UNSC fails to back Russian appeal on Yemen

02 May, 2015

The UN Security Council was unable on Friday to agree on a Russian-drafted statement demanding an immediate ceasefire or at least humanitarian pauses in the fighting in Yemen. Russian Ambassador Vitaly Churkin criticized the 15-member council, saying fellow envoys showed "amazing indecision" in the face of the worsening humanitarian situation in Yemen.
"If you cannot agree to a motherhood-and-apple-pie statement, what can you agree on? I don't understand," Churkin told reporters following the meeting. Russia had requested the meeting after UN Secretary-General Ban Ki-moon warned Thursday that dire fuel shortages were threatening to bring all relief operations to a halt "within days." Diplomats said the Russian statement was not rejected out of hand during the closed-door meeting but that the delegations needed time to consider the wording. "There was a strong degree of council agreement on the desperate humanitarian situation in Yemen and need to return to political talks, but no agreement in the room on the exact working of the statement," said a diplomat.
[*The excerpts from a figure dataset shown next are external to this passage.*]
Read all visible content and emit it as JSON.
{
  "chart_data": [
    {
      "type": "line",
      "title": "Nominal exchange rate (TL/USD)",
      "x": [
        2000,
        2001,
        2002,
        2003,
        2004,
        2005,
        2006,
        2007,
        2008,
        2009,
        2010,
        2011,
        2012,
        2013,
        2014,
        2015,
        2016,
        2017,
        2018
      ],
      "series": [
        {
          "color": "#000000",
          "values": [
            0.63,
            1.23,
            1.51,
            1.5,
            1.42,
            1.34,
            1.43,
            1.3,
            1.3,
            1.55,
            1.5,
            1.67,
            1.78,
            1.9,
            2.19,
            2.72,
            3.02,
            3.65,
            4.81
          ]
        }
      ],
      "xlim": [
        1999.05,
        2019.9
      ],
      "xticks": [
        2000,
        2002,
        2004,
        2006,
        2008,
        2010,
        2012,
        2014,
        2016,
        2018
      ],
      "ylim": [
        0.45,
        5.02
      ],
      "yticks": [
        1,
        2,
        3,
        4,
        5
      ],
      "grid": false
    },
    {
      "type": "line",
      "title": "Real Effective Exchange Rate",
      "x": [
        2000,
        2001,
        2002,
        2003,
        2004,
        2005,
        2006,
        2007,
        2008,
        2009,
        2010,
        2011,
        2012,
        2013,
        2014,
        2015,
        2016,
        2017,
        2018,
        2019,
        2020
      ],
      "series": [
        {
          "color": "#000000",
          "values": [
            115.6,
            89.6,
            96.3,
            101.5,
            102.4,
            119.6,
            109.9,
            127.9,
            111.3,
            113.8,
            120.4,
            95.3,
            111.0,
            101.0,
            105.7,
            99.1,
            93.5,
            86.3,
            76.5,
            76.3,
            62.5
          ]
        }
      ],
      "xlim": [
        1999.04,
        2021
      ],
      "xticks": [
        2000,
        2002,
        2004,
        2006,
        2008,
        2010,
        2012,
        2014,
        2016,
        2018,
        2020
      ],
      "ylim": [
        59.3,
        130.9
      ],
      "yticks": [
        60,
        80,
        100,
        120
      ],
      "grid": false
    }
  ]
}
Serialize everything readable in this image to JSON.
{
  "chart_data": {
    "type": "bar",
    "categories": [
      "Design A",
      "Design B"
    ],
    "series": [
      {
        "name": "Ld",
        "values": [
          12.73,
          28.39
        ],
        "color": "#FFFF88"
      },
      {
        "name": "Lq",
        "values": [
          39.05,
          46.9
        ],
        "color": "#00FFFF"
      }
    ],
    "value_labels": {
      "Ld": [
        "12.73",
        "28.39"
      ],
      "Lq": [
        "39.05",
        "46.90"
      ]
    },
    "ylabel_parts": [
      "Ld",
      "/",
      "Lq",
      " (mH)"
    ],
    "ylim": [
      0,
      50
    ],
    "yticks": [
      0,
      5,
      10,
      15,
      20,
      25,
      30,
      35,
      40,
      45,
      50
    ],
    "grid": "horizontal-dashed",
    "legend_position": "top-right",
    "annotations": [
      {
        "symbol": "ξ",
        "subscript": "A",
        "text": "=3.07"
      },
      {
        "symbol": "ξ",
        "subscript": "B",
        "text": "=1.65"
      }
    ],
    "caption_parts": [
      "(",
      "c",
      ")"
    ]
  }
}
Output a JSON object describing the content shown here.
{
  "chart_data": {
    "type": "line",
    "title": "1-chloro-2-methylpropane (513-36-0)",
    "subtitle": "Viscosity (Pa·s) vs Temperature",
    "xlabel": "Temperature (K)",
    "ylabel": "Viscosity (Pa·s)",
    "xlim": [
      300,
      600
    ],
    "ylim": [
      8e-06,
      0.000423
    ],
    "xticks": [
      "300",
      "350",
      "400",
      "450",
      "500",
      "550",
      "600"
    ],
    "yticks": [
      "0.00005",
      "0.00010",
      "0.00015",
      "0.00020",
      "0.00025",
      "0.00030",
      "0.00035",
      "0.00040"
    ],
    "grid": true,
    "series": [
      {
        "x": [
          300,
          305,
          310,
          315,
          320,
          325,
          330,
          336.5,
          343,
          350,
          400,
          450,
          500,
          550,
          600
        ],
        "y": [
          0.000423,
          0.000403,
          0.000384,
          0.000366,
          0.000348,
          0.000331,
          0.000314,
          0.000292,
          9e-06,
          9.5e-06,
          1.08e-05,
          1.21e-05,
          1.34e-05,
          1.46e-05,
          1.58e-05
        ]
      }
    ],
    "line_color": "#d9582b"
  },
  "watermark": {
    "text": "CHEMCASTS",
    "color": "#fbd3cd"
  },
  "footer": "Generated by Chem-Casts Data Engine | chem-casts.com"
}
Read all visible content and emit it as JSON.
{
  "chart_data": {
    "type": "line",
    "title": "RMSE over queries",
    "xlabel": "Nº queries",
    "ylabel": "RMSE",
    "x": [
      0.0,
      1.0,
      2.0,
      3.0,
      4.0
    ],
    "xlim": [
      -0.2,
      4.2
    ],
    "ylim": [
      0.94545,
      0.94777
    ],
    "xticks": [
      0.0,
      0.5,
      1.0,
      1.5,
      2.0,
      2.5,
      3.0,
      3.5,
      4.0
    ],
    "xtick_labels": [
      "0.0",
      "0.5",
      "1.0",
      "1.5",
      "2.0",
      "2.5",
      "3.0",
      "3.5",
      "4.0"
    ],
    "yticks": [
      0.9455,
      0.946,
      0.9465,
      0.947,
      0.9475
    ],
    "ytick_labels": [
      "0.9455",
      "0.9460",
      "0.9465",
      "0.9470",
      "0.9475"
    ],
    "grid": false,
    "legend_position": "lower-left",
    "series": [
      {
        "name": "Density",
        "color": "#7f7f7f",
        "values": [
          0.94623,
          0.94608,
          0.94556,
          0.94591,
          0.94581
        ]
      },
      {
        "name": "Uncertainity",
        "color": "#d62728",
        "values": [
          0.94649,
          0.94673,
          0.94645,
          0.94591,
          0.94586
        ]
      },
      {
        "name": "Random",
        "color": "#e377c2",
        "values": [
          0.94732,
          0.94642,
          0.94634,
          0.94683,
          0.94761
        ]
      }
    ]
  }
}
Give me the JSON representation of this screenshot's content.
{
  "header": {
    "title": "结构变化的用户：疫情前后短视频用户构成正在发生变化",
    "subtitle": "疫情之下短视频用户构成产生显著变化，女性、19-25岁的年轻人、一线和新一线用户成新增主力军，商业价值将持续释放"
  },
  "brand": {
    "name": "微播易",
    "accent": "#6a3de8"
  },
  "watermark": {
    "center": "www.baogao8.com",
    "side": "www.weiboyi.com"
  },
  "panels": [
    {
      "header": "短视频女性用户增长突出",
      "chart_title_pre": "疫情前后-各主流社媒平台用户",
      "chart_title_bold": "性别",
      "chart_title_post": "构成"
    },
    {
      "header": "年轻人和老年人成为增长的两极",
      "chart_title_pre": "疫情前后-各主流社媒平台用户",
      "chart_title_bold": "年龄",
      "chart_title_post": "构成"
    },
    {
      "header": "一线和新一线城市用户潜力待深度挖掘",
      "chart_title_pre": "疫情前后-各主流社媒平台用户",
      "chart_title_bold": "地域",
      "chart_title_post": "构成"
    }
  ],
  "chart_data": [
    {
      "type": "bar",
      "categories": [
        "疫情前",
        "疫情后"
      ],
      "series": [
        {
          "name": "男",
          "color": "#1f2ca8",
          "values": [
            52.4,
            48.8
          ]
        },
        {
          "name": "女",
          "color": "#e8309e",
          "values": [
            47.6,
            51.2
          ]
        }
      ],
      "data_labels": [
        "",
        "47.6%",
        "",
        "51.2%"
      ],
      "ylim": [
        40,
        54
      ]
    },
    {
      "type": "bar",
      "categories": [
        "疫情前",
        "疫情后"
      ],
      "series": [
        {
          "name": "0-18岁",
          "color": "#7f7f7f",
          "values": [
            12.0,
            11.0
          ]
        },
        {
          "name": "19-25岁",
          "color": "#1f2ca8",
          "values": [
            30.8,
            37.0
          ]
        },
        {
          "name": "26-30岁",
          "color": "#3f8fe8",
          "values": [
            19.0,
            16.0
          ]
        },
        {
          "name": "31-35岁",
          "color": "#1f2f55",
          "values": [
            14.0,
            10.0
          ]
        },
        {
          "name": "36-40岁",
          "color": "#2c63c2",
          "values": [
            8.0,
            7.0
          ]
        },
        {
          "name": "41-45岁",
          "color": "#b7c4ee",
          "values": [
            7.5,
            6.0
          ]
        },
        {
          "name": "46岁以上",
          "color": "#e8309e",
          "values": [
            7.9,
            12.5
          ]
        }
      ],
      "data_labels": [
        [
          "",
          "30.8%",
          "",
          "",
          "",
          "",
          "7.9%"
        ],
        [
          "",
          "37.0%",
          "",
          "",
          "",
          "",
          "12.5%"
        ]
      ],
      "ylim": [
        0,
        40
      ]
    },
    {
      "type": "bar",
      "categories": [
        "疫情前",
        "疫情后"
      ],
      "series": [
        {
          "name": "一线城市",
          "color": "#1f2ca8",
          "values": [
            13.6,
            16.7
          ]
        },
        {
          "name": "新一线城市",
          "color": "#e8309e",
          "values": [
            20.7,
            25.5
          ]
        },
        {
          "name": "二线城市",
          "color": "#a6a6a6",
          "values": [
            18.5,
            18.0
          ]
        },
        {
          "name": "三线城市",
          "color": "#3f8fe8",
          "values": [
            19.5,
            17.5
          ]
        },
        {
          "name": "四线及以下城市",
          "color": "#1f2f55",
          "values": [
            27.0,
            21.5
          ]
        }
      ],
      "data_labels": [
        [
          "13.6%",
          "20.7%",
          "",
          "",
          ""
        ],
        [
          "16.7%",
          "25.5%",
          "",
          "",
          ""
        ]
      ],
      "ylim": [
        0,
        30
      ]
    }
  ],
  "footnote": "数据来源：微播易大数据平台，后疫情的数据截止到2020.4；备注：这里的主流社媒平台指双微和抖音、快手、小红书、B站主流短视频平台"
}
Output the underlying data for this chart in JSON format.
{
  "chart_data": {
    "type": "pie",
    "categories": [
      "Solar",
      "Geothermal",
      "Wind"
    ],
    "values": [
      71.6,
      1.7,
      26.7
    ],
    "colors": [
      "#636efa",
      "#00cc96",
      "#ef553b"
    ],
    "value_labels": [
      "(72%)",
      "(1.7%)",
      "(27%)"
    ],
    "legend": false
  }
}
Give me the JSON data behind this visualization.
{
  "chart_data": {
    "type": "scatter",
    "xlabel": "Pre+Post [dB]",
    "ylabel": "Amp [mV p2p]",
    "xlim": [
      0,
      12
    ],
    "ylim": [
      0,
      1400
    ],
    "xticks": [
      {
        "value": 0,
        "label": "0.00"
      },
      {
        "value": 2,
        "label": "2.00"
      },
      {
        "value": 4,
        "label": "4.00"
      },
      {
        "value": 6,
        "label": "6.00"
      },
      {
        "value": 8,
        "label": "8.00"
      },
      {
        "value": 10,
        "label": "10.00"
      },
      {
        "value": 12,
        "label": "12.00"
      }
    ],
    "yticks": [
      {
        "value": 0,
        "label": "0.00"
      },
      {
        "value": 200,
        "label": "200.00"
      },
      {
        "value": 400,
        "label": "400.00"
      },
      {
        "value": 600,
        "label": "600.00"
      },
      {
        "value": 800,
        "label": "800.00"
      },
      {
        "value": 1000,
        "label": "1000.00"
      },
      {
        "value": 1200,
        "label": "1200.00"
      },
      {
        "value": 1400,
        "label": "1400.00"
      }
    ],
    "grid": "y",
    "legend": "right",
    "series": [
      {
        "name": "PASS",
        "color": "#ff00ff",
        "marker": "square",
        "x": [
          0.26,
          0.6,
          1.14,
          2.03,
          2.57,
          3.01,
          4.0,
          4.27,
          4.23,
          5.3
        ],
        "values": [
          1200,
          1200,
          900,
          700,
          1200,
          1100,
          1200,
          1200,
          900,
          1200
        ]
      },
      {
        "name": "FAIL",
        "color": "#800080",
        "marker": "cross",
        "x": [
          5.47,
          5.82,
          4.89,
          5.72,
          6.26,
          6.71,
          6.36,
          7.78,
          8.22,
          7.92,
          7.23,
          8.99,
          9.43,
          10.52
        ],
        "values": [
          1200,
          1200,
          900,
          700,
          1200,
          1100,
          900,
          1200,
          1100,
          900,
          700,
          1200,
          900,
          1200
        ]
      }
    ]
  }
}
"Discussions are ongoing," the diplomat said. Russia's diplomacy has been greeted with some degree of suspicion given the country's close ties to Iran, which is supporting the Huthi rebels who have seized the capital Sanaa and forced Yemen's president into exile.
The Mauritanian diplomat was appointed to replace Jamal Benomar, who resigned after losing the support of Gulf states. Talks collapsed after the Shia Huthi rebels went on the offensive, seizing Sanaa and advancing on Aden, forcing President Abedrabbo Mansour Hadi to flee into exile to Saudi Arabia. A coalition led by Saudi Arabia launched an air war on Yemen on March 26 to prevent the Huthi rebels from taking the entire territory and to restore Hadi's authority.
Churkin said his government was "very concerned" by the crisis in Yemen and accused Saudi Arabia of showing little interest in resuming peace talks. "We support negotiations but we don't see an interest on the part of those who are engaged in bombing," Churkin said.
UN efforts to resume peace negotiations for Yemen have run into hurdles over disagreements on the venue for the talks, with Gulf countries insisting they be held in Riyadh. Churkin said the talks should take place in a "neutral territory," suggesting that they could be held in Geneva, a proposal backed by other Security Council members.
Diplomats said Feltman told the council that Ban was considering holding an international peace conference on Yemen to re-launch talks. The month-long air strikes in Yemen have crippled deliveries of fuel, food and medicine while all airports are closed to civilian traffic and naval shipments are delayed. Ban has called for an immediate ceasefire and said, short of that, there should be humanitarian pauses in areas affected by the fighting.